In Minnesota, the affected properties include the Holiday Inn in Detroit Lakes, the Holiday Inn Express in Bemidji and a number of other hotels across the state.
"The investigation identified signs of the operation of malware created to access payment card data from cards used onsite at front desks for certain IHG-branded franchise locations between September 29, 2016 and December 29, 2016", the company announced.
IHG has notified law enforcement and noted that IHG-branded franchise hotel locations which had implemented IHG's Secure Payment Solution (SPS), a point-to-point encryption payment acceptance solution, before the breach were not affected.
InterContinental Hotels Group (IHG) has released data disclosing how malware was used to steal customer payment card details from around 1,200 of its franchised properties. The list will be updated as the investigation continues.

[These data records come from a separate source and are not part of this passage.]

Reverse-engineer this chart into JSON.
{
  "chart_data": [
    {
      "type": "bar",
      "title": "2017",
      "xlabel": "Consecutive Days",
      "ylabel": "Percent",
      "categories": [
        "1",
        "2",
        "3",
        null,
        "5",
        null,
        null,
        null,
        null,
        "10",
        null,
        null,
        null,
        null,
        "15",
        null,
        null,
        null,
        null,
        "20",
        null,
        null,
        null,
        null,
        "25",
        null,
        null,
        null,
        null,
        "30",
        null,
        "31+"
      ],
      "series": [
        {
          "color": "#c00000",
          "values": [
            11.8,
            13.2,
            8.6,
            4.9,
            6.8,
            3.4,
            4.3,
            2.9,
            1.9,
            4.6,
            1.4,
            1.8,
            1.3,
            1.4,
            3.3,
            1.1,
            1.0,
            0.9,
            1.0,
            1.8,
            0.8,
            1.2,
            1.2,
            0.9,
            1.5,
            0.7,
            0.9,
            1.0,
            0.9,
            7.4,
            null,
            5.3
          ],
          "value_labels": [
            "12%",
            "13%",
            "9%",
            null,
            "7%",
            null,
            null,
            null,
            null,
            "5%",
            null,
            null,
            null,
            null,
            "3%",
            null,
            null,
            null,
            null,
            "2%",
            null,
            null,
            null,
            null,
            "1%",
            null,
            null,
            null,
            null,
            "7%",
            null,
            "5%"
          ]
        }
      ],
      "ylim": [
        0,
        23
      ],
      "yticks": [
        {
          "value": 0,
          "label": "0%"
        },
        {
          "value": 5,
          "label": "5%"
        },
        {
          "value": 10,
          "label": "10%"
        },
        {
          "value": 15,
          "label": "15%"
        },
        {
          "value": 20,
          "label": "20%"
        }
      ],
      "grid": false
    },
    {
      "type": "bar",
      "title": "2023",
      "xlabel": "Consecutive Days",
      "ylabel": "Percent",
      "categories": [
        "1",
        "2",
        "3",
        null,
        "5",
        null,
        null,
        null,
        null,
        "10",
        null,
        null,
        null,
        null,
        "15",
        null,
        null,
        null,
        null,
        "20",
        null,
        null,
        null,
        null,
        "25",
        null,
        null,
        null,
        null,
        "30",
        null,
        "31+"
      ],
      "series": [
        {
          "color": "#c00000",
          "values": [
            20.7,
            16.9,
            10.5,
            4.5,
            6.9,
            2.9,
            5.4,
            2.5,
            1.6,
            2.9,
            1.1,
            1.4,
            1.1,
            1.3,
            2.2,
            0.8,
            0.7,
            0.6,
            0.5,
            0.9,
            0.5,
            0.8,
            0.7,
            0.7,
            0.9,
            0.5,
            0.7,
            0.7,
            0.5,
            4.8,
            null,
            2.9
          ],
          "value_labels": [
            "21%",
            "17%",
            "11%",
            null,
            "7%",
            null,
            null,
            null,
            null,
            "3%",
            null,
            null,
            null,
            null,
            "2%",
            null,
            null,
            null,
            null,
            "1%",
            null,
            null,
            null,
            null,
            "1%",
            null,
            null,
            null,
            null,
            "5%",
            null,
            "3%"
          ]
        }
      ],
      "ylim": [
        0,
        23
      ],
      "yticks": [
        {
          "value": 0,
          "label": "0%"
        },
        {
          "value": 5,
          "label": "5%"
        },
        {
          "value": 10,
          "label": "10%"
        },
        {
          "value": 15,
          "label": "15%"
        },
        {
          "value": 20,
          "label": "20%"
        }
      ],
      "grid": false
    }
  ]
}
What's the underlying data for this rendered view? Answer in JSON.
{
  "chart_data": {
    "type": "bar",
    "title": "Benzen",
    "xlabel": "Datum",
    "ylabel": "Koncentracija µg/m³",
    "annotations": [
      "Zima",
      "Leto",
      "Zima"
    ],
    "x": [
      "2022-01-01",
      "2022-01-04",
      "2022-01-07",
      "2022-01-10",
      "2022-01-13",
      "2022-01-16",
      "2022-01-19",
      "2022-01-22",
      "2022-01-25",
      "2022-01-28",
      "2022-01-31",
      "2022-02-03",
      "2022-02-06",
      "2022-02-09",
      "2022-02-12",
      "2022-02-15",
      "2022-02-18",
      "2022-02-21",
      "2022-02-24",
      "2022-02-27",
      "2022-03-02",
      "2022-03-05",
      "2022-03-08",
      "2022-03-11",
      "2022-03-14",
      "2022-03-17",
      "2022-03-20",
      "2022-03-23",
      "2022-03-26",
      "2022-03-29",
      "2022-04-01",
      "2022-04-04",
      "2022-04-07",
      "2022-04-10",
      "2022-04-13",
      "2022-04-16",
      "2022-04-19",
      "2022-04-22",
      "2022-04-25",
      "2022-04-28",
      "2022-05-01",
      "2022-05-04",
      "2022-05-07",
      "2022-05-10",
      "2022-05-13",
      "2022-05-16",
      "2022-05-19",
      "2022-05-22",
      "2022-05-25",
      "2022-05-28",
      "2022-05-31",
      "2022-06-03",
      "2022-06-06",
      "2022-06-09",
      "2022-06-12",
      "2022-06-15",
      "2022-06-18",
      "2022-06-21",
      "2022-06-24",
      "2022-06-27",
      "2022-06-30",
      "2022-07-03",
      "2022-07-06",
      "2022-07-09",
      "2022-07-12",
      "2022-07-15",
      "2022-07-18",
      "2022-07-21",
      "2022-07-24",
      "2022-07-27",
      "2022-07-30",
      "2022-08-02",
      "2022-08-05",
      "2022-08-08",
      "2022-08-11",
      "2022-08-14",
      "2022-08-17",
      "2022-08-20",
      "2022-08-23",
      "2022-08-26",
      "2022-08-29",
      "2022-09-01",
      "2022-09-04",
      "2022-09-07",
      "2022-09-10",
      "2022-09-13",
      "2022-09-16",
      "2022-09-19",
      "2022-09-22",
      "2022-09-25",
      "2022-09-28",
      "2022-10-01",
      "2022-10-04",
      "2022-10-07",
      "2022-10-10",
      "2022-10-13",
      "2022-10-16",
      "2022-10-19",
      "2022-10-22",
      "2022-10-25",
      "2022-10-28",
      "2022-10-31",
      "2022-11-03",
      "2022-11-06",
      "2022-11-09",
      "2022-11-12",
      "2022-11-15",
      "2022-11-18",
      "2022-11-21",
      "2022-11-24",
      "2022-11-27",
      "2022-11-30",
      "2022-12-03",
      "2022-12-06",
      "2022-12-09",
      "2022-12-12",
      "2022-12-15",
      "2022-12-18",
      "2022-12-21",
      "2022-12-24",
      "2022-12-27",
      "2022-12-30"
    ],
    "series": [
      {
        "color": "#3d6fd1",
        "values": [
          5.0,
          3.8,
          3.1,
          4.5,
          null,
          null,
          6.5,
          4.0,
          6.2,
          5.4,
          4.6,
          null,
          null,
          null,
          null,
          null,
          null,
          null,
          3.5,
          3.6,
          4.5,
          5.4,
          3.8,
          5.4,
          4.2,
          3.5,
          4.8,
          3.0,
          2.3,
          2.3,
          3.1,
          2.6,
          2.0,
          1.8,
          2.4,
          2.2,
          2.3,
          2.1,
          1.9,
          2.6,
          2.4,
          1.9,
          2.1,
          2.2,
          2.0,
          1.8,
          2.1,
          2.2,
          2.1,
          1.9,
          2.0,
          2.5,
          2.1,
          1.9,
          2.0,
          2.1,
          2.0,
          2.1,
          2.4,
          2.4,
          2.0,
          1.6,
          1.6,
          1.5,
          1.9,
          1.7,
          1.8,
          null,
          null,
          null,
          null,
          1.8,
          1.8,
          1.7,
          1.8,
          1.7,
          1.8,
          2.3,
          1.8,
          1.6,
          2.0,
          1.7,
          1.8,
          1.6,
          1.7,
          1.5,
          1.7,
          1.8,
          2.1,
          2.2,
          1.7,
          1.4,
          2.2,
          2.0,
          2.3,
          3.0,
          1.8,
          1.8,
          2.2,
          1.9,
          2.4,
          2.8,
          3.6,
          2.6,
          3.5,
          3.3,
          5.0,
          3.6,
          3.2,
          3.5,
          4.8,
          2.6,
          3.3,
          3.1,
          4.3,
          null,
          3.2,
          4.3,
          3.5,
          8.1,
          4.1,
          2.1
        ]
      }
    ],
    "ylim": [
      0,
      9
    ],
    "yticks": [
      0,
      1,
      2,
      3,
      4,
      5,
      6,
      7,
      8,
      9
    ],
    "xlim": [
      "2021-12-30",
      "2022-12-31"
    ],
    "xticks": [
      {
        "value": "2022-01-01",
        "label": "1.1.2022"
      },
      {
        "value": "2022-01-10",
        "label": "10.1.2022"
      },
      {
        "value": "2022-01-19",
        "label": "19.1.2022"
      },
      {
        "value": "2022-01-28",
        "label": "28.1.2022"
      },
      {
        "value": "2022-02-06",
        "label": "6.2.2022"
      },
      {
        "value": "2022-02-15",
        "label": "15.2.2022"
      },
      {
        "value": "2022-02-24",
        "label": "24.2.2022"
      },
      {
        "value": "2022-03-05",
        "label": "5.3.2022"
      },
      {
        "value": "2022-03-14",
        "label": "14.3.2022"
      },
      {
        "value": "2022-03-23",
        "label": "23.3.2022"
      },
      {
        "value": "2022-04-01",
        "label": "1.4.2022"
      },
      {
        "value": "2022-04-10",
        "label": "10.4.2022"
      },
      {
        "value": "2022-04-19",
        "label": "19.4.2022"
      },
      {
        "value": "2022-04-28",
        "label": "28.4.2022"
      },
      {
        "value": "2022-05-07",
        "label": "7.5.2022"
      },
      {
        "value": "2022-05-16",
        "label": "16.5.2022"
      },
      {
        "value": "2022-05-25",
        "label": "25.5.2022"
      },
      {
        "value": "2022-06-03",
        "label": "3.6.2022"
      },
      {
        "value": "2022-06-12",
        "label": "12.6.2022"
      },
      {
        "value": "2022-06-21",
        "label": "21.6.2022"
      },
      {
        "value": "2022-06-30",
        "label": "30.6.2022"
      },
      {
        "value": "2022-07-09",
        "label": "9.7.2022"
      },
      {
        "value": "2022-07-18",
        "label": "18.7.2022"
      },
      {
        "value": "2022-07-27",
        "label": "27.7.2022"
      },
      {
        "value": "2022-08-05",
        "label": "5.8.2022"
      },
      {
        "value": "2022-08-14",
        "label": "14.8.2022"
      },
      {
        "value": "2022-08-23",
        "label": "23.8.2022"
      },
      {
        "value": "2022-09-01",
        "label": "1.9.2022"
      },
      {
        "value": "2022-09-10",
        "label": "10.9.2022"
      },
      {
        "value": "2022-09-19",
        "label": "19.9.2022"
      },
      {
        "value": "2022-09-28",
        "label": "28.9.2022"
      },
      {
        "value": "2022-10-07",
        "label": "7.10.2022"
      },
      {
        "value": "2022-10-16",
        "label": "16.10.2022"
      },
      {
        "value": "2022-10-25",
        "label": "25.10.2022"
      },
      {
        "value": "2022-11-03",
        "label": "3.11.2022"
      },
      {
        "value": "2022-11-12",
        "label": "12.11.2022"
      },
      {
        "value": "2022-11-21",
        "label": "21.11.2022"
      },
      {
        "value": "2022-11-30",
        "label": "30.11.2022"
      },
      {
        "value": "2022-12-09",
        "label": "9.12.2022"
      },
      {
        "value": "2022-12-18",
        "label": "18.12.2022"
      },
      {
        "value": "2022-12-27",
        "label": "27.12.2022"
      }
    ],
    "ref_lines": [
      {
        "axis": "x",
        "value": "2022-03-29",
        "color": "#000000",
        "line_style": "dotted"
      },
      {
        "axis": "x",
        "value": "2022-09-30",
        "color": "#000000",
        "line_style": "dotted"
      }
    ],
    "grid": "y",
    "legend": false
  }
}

"All three properties will draw synergies from IHG hotels located nearby and will reinforce our position in South West Asia". To learn which properties were impacted, guests need to search for hotels that may have been impacted on IHG's website.
IHG operates hotels around the world in nearly 100 countries, so it's unclear how far this breach goes.
"The investigation identified signs of the operation of malware created to access payment card data from cards used onsite at the front desk at certain IHG-branded franchise hotel locations". The infections were spotted on September 29, 2016 but the infections weren't cleared up until March 2017, and some hotels might still have a problem.
It is unclear exactly how many IHG customers were affected by the data breach. Alpha One also assigned news stories about the company an impact score of 50 out of 100, indicating that recent media coverage is somewhat likely to have an impact on the stock's share price in the immediate future. The list includes companies like Hilton, Trump Hotels, Starwood Hotels & Resorts, Hyatt Hotels and Kimpton.
IHG first told customers that a "dozen" United States locations had been infected with credit card-stealing malware back in February, but has this week admitted that things are worse than it first thought.
IHG recommends that all of its customers review their payment card statements for signs of fraud and contact their card issuer directly if they see any suspicious activity.